Sam proces przygotowywania prac na tą konkretną wystawę był bardzo skomplikowany. Materią, z której tworzyłem kompozycje, był zwykły sznurek jutowy lub konopny misternie wyklejany fragment po fragmencie, następnie malowany farbami olejnymi i zalewany trzema warstwami żywicy epoksydowej, na których pojawiały się motywy malowane farbami akrylowymi przy pomocy aerografu. Przy tak różnorodnych mediach, sam proces powstawania kompozycji wydłużony jest do 2-3 miesięcy i dziesiątek godzin pracy.

Wernisaż jest dla mnie wydarzeniem o bardzo dużym ładunku emocjonalnym i wspominam je jako bardzo doniosłe i ważne momenty w moim życiu. Jest to też możliwość spotkania się z rodziną, ludźmi, z którymi kiedyś współpracowałem, czy też z bliskimi, których zbyt często nie goszczę u siebie w domu, bo jestem zajęty wykonywaniem kolejnych prac. Jest to więc dla mnie miła sposobność do porozmawiania na temat samych kompozycji czy też życia, o którym bardzo często one opowiadają. Czekam więc z utęsknieniem na najbliższy wernisaż, który już niebawem.

– Kiedy możemy się spodziewać tego wernisażu i jakie prace zobaczymy tym razem?
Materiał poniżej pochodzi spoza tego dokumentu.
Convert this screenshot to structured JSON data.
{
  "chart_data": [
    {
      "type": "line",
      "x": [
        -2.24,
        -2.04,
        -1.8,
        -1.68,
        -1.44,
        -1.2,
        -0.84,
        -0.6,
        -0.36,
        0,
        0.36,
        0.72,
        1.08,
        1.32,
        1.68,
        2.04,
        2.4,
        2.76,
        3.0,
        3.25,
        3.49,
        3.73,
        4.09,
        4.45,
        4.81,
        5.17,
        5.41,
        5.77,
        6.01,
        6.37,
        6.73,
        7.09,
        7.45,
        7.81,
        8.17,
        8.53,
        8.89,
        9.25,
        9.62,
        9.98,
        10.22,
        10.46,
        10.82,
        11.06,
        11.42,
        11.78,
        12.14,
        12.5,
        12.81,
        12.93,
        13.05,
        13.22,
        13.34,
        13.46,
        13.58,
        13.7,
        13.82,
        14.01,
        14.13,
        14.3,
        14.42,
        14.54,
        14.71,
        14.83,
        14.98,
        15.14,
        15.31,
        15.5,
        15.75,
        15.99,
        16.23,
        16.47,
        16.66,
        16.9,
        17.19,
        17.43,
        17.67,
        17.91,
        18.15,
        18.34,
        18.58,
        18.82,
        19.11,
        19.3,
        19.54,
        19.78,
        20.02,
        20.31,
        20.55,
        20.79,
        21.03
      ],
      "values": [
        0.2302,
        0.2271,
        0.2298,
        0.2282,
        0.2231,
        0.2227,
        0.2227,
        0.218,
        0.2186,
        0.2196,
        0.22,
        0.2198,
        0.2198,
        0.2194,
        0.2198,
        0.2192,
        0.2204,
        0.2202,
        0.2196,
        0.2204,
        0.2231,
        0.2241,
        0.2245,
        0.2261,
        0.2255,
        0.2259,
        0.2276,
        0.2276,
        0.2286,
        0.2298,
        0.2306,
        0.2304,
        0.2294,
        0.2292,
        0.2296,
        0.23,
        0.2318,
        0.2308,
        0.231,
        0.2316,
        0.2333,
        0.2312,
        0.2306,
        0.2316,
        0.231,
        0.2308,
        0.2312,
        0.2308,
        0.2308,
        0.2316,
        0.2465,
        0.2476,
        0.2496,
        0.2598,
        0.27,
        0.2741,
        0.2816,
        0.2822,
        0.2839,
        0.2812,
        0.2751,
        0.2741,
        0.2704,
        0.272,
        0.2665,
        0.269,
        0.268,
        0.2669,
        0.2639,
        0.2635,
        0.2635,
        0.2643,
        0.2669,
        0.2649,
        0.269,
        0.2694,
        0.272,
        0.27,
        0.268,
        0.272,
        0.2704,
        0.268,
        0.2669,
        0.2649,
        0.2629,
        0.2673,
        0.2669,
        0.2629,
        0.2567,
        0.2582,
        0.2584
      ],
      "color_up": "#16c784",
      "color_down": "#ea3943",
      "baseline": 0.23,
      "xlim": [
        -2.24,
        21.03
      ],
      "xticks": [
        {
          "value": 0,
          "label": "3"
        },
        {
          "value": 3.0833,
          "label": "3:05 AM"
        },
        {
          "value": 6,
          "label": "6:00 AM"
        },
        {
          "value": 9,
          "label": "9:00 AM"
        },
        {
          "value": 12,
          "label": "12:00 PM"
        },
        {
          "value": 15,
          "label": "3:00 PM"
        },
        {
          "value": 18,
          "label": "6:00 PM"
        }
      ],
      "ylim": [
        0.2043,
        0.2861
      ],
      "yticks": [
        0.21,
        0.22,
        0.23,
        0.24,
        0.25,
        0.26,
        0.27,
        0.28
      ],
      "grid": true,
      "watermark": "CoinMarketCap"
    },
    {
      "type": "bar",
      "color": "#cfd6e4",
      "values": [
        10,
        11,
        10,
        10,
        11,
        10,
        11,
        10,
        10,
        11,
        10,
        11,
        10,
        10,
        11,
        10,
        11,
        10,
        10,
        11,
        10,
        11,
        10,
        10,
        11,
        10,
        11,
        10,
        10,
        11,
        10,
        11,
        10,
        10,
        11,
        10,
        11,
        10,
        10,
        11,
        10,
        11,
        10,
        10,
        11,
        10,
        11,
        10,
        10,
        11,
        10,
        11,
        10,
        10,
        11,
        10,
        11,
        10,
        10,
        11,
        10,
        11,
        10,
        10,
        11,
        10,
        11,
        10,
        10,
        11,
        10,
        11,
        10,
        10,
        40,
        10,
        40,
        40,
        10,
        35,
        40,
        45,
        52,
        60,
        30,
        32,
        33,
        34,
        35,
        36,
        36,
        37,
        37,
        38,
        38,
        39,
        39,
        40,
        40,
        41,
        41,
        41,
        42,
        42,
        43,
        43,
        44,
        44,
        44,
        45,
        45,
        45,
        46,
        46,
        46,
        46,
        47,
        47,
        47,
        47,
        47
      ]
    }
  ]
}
– Jestem na ukończeniu kolejnego cyklu 20 kompozycji – tym razem będą to mandale ceramiczne. Jak wspomniałem wcześniej, ceramika też jest mi bardzo bliska i odkrywam na nowo możliwości gliny i szkliw, którymi później maluję mandale. Czysta forma mandali – czyli obrazu na płaszczyźnie koła, już pojawiła się w mojej twórczości. To będzie kolejna odsłona – nie będę teraz o tym mówił, zapraszam na wernisaż, który odbędzie się w przeciągu 2-3 miesięcy – najpóźniej do końca maja.

– Jakich znanych artystów ceni pan najbardziej?
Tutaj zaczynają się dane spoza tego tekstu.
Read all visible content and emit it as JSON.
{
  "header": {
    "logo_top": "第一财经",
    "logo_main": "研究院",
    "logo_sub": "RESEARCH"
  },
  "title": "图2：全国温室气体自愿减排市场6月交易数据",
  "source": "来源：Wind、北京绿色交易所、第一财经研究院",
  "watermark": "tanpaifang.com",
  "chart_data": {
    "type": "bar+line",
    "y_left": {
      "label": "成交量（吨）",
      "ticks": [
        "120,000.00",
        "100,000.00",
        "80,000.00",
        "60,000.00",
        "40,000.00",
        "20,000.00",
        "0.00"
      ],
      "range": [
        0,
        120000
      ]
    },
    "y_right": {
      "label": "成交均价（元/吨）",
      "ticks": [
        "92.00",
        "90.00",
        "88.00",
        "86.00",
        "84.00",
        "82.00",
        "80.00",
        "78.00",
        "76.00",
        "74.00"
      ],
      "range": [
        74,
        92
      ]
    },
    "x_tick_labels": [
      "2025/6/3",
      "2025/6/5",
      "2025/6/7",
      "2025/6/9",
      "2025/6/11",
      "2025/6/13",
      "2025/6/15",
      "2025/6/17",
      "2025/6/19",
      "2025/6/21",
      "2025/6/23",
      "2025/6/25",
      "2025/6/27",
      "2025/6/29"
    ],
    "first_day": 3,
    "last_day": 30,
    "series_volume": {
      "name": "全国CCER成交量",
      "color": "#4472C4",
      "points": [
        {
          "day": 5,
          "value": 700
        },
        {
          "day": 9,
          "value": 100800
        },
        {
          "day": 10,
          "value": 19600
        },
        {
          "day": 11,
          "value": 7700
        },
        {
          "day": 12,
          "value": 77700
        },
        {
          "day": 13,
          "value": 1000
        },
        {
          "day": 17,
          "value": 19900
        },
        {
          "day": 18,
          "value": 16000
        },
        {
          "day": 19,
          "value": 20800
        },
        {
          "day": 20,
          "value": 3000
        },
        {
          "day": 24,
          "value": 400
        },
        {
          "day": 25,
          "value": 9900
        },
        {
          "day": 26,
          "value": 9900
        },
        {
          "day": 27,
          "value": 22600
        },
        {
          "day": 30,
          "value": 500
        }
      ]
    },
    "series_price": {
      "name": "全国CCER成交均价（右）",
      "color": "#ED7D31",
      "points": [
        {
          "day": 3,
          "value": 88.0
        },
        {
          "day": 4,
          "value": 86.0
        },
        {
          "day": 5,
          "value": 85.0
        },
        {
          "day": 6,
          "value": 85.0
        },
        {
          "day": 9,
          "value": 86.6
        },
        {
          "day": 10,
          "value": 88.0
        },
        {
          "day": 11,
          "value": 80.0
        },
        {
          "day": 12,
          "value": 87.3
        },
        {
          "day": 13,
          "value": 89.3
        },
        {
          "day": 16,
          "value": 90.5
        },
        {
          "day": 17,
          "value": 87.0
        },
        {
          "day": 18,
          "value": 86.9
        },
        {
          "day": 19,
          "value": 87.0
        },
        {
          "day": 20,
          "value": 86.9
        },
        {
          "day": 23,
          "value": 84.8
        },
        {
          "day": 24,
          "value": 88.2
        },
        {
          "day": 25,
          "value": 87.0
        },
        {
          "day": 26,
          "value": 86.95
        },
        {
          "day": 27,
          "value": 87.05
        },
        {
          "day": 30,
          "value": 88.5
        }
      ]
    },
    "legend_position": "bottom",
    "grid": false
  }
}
– Jeżeli chodzi o grafikę, to myślę, że Albrecht Dürer ze swoimi niezapomnianymi miedziorytami i drzeworytami, Rembrandt, Giovanni Battista Piranesi, Francisco de Goya. Z bliższych czasów Józef Gielniak. Poznałem ich na studiach, podczas wykładów z historii sztuki. Te nazwiska są przykładem ogromnej pracowitości, która wynika z pasji. To byli tytani pracy. Współcześnie cenię moich mentorów: pani profesor Alina Jackiewicz-Kaczmarek – druk wklęsły i wszystkie techniki trawione kwasami, profesor Zbigniew Gorlak – druk wypukły, drzeworyt, linoryt.
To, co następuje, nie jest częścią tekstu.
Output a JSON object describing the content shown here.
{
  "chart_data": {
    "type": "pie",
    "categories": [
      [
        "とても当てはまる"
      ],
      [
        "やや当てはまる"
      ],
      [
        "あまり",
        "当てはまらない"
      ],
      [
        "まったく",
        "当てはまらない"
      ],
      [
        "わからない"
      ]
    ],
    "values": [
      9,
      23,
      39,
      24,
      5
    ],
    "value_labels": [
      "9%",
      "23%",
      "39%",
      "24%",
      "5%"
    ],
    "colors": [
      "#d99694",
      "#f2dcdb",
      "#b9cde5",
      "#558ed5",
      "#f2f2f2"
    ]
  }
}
To są ludzie, których podziwiam, szanuję za ich dorobek artystyczny, za trud, za pracę i za niezłomność – że ciągle trwają i działają w tej przestrzeni.

– Co jest dla pana najważniejsze w tworzeniu?
– Muszę powiedzieć o jednej najważniejszej rzeczy: jest to pasja. Jeżeli nie ma pasji, to jest ciężko. To musi być przyjemność, to musi wynikać z lekkiego współgrania z tym, co się robi. Trzeba to też kochać. Pasja jest formą działalności, która uskrzydla, daje mnóstwo energii do życia, daje poczucie spełnienia. Jeżeli się z czymś „zmagamy”, to nie można tego nazwać pasją. Jeżeli robimy to naprawdę z radością i z pełnym, otwartym sercem, wtedy jest to pasja. W moim przypadku pasją jest sam proces twórczy, stwarzanie, ale też praca edukacyjno-artystyczna w pracowni z dziećmi, młodzieżą i osobami dorosłymi. Kocham to, co robię.